Vous voulez aussi rétablir votre image avec l’administration fiscale en amenant les promoteurs au paiement de leurs impôts, qu’en est-il exactement ?
C’est vrai que nous avons travaillé sur un arrangement avec l’administration fiscale, qui a porté tous ses fruits. Et ce fait, un certain nombre de promoteurs ont effectué un rectificatif de leur déclaration de bilan concernant les quatre dernières années. Des procès verbaux ont été signés et les gens ont payé pour avoir leur quitus de manière à travailler dans la transparence la plus absolue. Je le dis, c’est une démarche encourageante pour le promoteur et gagnante pour l’administration fiscale. Tout le monde à trouver son compte. Et nous espérons continuer à le faire dans toutes les villes du Maroc.

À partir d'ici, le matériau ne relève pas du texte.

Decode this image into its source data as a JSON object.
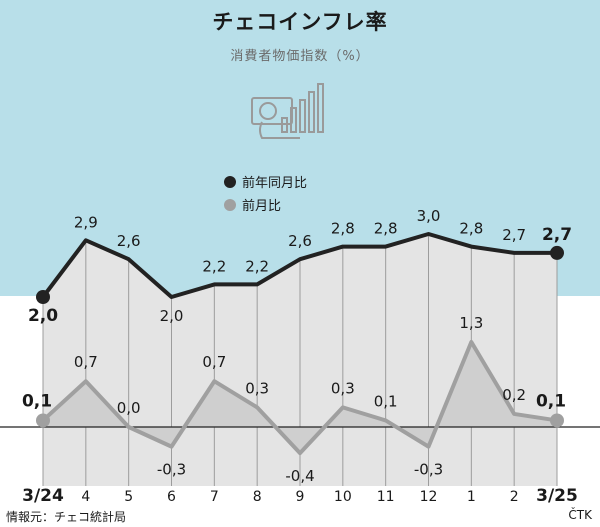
{
  "title": "チェコインフレ率",
  "subtitle": "消費者物価指数（%）",
  "icon": "cpi-chart-icon",
  "source": "情報元：チェコ統計局",
  "credit": "ČTK",
  "colors": {
    "background_top": "#b8dfe9",
    "plot_fill": "#e4e4e4",
    "yoy_line": "#222222",
    "mom_line": "#a0a0a0",
    "mom_area": "#cfcfcf",
    "icon_stroke": "#9a9a9a"
  },
  "legend": [
    {
      "label": "前年同月比",
      "color": "#222222"
    },
    {
      "label": "前月比",
      "color": "#a0a0a0"
    }
  ],
  "chart_data": {
    "type": "line",
    "categories": [
      "3/24",
      "4",
      "5",
      "6",
      "7",
      "8",
      "9",
      "10",
      "11",
      "12",
      "1",
      "2",
      "3/25"
    ],
    "series": [
      {
        "name": "前年同月比",
        "values": [
          2.0,
          2.9,
          2.6,
          2.0,
          2.2,
          2.2,
          2.6,
          2.8,
          2.8,
          3.0,
          2.8,
          2.7,
          2.7
        ],
        "labels": [
          "2,0",
          "2,9",
          "2,6",
          "2,0",
          "2,2",
          "2,2",
          "2,6",
          "2,8",
          "2,8",
          "3,0",
          "2,8",
          "2,7",
          "2,7"
        ]
      },
      {
        "name": "前月比",
        "values": [
          0.1,
          0.7,
          0.0,
          -0.3,
          0.7,
          0.3,
          -0.4,
          0.3,
          0.1,
          -0.3,
          1.3,
          0.2,
          0.1
        ],
        "labels": [
          "0,1",
          "0,7",
          "0,0",
          "-0,3",
          "0,7",
          "0,3",
          "-0,4",
          "0,3",
          "0,1",
          "-0,3",
          "1,3",
          "0,2",
          "0,1"
        ]
      }
    ],
    "legend_position": "top-center",
    "grid": "vertical"
  }
}
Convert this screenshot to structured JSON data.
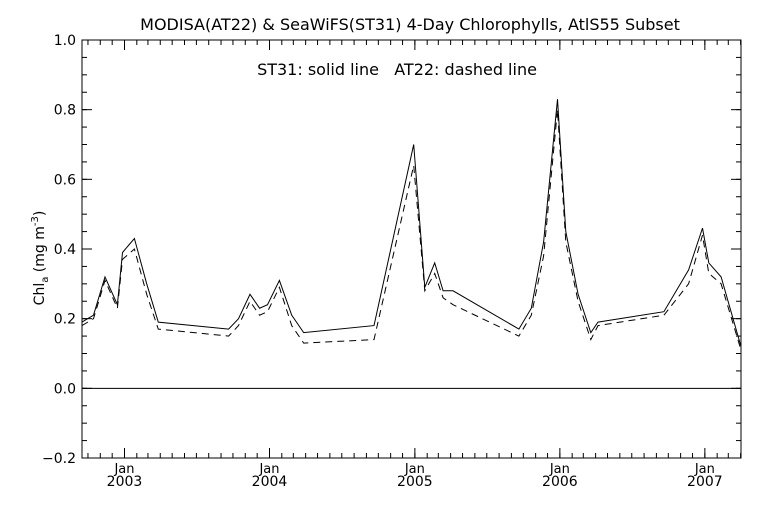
{
  "chart_data": {
    "type": "line",
    "title": "MODISA(AT22) & SeaWiFS(ST31) 4-Day Chlorophylls, AtlS55 Subset",
    "annotation": "ST31: solid line   AT22: dashed line",
    "ylabel": "Chl",
    "ylabel_sub": "a",
    "ylabel_unit_open": " (mg m",
    "ylabel_unit_sup": "-3",
    "ylabel_unit_close": ")",
    "xlabel": "",
    "ylim": [
      -0.2,
      1.0
    ],
    "xlim": [
      "2002-09-16",
      "2007-04-02"
    ],
    "yticks": [
      {
        "value": -0.2,
        "label": "−0.2"
      },
      {
        "value": 0.0,
        "label": "0.0"
      },
      {
        "value": 0.2,
        "label": "0.2"
      },
      {
        "value": 0.4,
        "label": "0.4"
      },
      {
        "value": 0.6,
        "label": "0.6"
      },
      {
        "value": 0.8,
        "label": "0.8"
      },
      {
        "value": 1.0,
        "label": "1.0"
      }
    ],
    "xticks": [
      {
        "date": "2003-01-01",
        "month": "Jan",
        "year": "2003"
      },
      {
        "date": "2004-01-01",
        "month": "Jan",
        "year": "2004"
      },
      {
        "date": "2005-01-01",
        "month": "Jan",
        "year": "2005"
      },
      {
        "date": "2006-01-01",
        "month": "Jan",
        "year": "2006"
      },
      {
        "date": "2007-01-01",
        "month": "Jan",
        "year": "2007"
      }
    ],
    "reference_line": 0.0,
    "grid": false,
    "series": [
      {
        "name": "ST31",
        "style": "solid",
        "x": [
          "2002-09-16",
          "2002-10-15",
          "2002-11-13",
          "2002-12-14",
          "2002-12-27",
          "2003-01-26",
          "2003-02-26",
          "2003-03-27",
          "2003-09-20",
          "2003-10-15",
          "2003-11-13",
          "2003-12-07",
          "2003-12-27",
          "2004-01-26",
          "2004-02-26",
          "2004-03-27",
          "2004-09-20",
          "2004-12-29",
          "2005-01-26",
          "2005-02-20",
          "2005-03-13",
          "2005-04-07",
          "2005-09-20",
          "2005-10-21",
          "2005-11-21",
          "2005-12-26",
          "2006-01-16",
          "2006-02-16",
          "2006-03-20",
          "2006-04-07",
          "2006-09-20",
          "2006-11-21",
          "2006-12-26",
          "2007-01-11",
          "2007-02-11",
          "2007-04-02"
        ],
        "y": [
          0.19,
          0.21,
          0.32,
          0.24,
          0.39,
          0.43,
          0.3,
          0.19,
          0.17,
          0.2,
          0.27,
          0.23,
          0.24,
          0.31,
          0.21,
          0.16,
          0.18,
          0.7,
          0.29,
          0.36,
          0.28,
          0.28,
          0.17,
          0.23,
          0.42,
          0.83,
          0.45,
          0.27,
          0.16,
          0.19,
          0.22,
          0.34,
          0.46,
          0.36,
          0.32,
          0.12
        ]
      },
      {
        "name": "AT22",
        "style": "dashed",
        "x": [
          "2002-09-16",
          "2002-10-15",
          "2002-11-13",
          "2002-12-14",
          "2002-12-27",
          "2003-01-26",
          "2003-02-26",
          "2003-03-27",
          "2003-09-20",
          "2003-10-15",
          "2003-11-13",
          "2003-12-07",
          "2003-12-27",
          "2004-01-26",
          "2004-02-26",
          "2004-03-27",
          "2004-09-20",
          "2004-12-29",
          "2005-01-26",
          "2005-02-20",
          "2005-03-13",
          "2005-04-07",
          "2005-09-20",
          "2005-10-21",
          "2005-11-21",
          "2005-12-26",
          "2006-01-16",
          "2006-02-16",
          "2006-03-20",
          "2006-04-07",
          "2006-09-20",
          "2006-11-21",
          "2006-12-26",
          "2007-01-11",
          "2007-02-11",
          "2007-04-02"
        ],
        "y": [
          0.18,
          0.2,
          0.31,
          0.23,
          0.37,
          0.4,
          0.27,
          0.17,
          0.15,
          0.18,
          0.25,
          0.21,
          0.22,
          0.29,
          0.18,
          0.13,
          0.14,
          0.64,
          0.28,
          0.33,
          0.26,
          0.24,
          0.15,
          0.21,
          0.38,
          0.8,
          0.42,
          0.25,
          0.14,
          0.18,
          0.21,
          0.3,
          0.44,
          0.33,
          0.3,
          0.11
        ]
      }
    ]
  }
}
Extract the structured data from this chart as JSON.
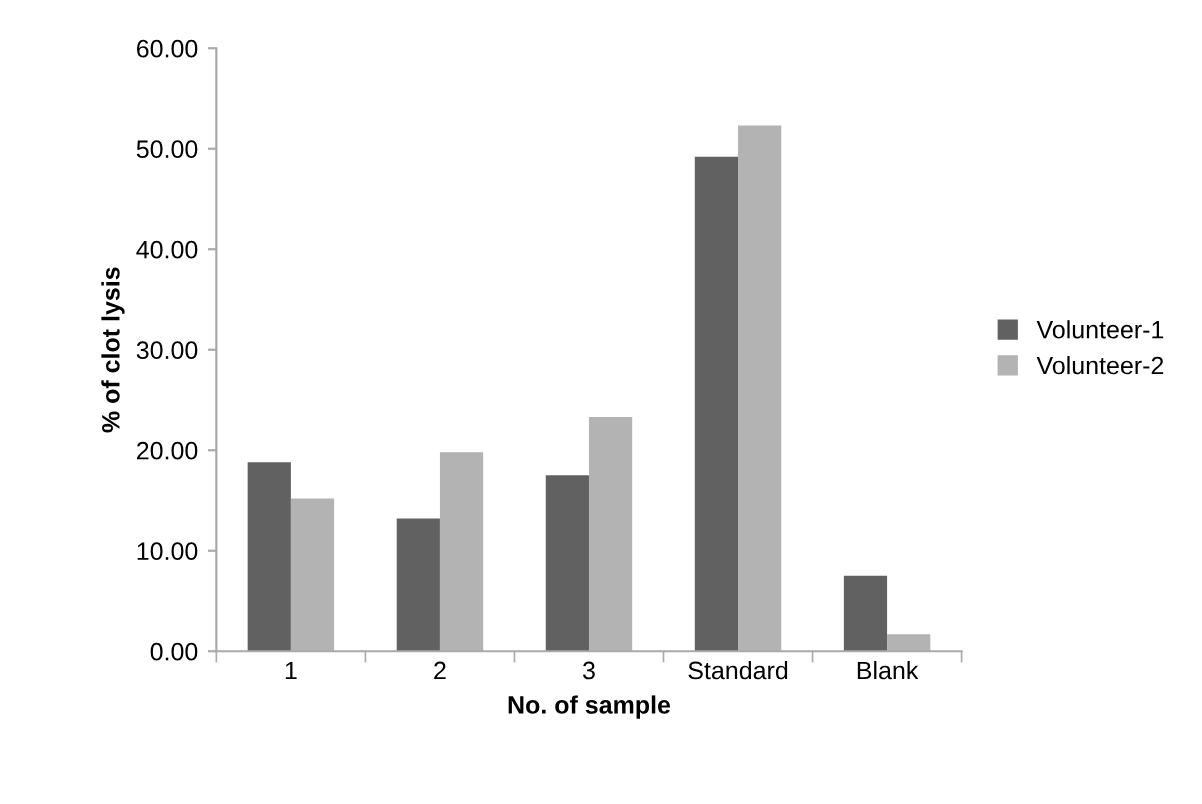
{
  "chart_data": {
    "type": "bar",
    "xlabel": "No. of sample",
    "ylabel": "% of clot lysis",
    "categories": [
      "1",
      "2",
      "3",
      "Standard",
      "Blank"
    ],
    "series": [
      {
        "name": "Volunteer-1",
        "color": "#616161",
        "values": [
          18.8,
          13.2,
          17.5,
          49.2,
          7.5
        ]
      },
      {
        "name": "Volunteer-2",
        "color": "#b3b3b3",
        "values": [
          15.2,
          19.8,
          23.3,
          52.3,
          1.7
        ]
      }
    ],
    "ylim": [
      0,
      60
    ],
    "yticks": [
      {
        "value": 0,
        "label": "0.00"
      },
      {
        "value": 10,
        "label": "10.00"
      },
      {
        "value": 20,
        "label": "20.00"
      },
      {
        "value": 30,
        "label": "30.00"
      },
      {
        "value": 40,
        "label": "40.00"
      },
      {
        "value": 50,
        "label": "50.00"
      },
      {
        "value": 60,
        "label": "60.00"
      }
    ],
    "grid": false,
    "legend": "right"
  }
}
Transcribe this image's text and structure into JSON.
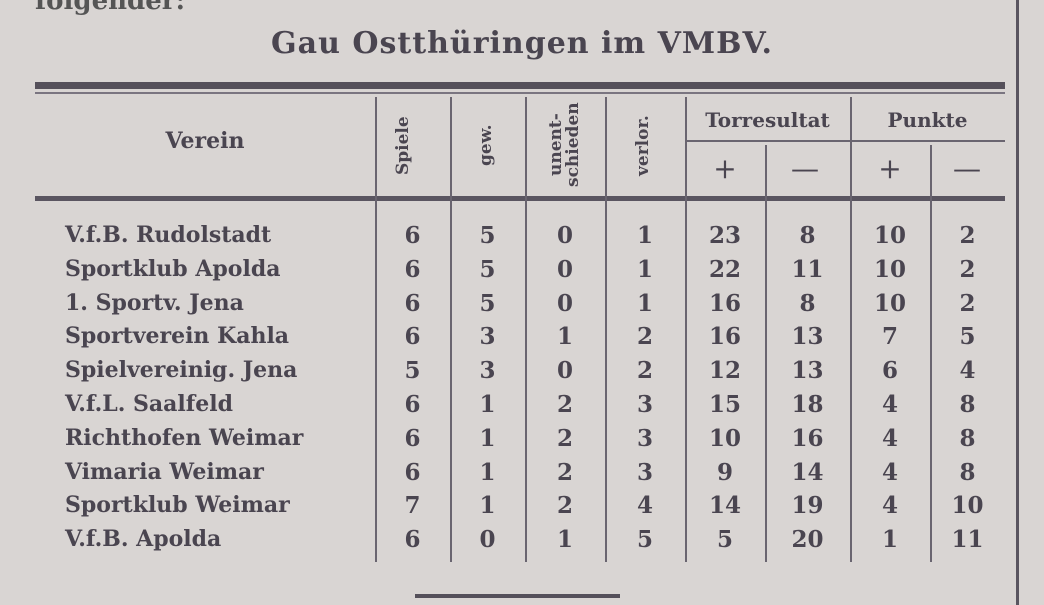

Après les déceptions autour de la loi des finances 2008, êtes-vous optimiste sur la loi des finances 2010 ?
Je rappelle que depuis déjà trois ans, nous essayons régulièrement de donner nos doléances au Ministère des Finances de façon à obtenir quelque chose. Malheureusement pour nous, nos doléances n’ont jamais vu le jour. Cependant, il est de notre devoir de continuer à travailler et à proposer. À ce titre, cette année nous avons changé d’optique sur tous ce que nous demandons pour le promoteur, en demandant des mesures incitatives pour l’acquéreur démuni.